Riverside piste in the Neuvache river valley, below the distinctive outline of l’Aiguille Noire.
At the top we cruise lazily over to the nearby Brive 2 lift, on which we finally reach Le Crey du Quart (2534m). From here on we’re in the Valmeinier sector, the purpose-built village becoming visible in its sensational location at the head of the next valley spread before us. We decide to take a closer look at the valley and take Grapil, one of the Blue-graded trails which snake down the valley side. This doesn't go as smoothly as planned — on a narrow, icy section half-way down we encounter lots of small stones, which are impossible to avoid. Result: some unwelcome scratches on our skis. A few minutes later, though, things look up when we chance upon a chalet-style restaurant right beside the piste and offering warming food and sweeping views across to Valmeinier 1800. Perfect timing.
More fresh snowfalls...
After a reviving break we fumble our far-from-instinctive way back to Valloire and spend some time getting better acquainted with the piste-map. This rewards us the following day with the kind of skiing which we'll long remember. This time we board the Crêt de la Brive gondola and Brive 2 chairlift direct to the Crey du Quart ridge and take Armera, a long, Blue-graded scenic cruise which after fresh snowfalls really is the stuff of dreams. It also fires us down through the forest to the sensational chairlift spanning the valley.

The spectacular Arméra chair-lift spans a deep valley to link Valmeinier with Valloire.
It’s quite a ride, with a free vertigo test thrown in along the way. Once across we spend some time on the mainly Red and Blue-graded runs of the Gros Crey area, before heading back over to meet Christophe Michelet, an ESF ski instructor who will take us on a tour around Valloire and Valmeinier sectors.
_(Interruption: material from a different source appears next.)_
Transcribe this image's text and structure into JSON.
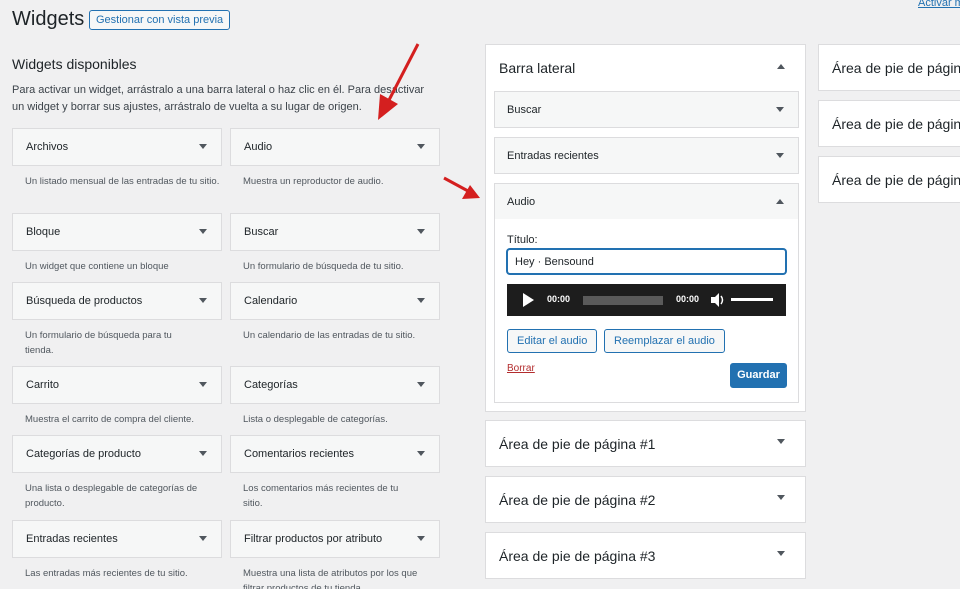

There’s nothing quite like skiing with someone who has known the terrain since childhood to instantly make sense of your surroundings. Freed from the need to guide ourselves, we follow in his elegantly-carved tracks like fledgling fighter pilots before taking a breather on the serene drag-lift haul up to Le Grand Plateau. This rite of passage opens up unimagined riches, including the Combe Orsière, a long and exhilarating swoop which clings to the side of the Neuvache Valley, above a gently flowing river. It’s a different world over here.

The reward: dropping through the tree-line towards Valmeinier 1500.
And so it continues, a glorious afternoon’s skiing which gets us back to Valloire just as the lifts are about to close. Christophe is a true pro, and has not only shown us things we’d otherwise barely have imagined; somewhere along the way we had begun to share his obvious love with this place.
© Roger Moss

By car
Take the A43 autoroute to Saint Michel de Maurienne then exit towards Valloire (17kms) on the D902. The 9 hour drive from Calais will cost about 65 euros in autoroute tolls.
N.B. The Galibier pass is closed October - May.
By air
The nearest airport is Chambéry, about 100kms distance. Transfer times vary according to traffic conditions on this busy route. Grenoble (130kms) would be a good alternative airport. Valloire Tourism Office offers a booking system for shuttles from the airports which you can book online.
By train
There are direct trains from Paris Gare de Lyon to St Michel / Valloire at weekends during the ski season. There is a regular service from Paris to St Michel de Maurienne via Chambéry every day.
services from London offer regular services to Paris to pick up your connection.
Bus connections to Valloire with Transdev Savoie.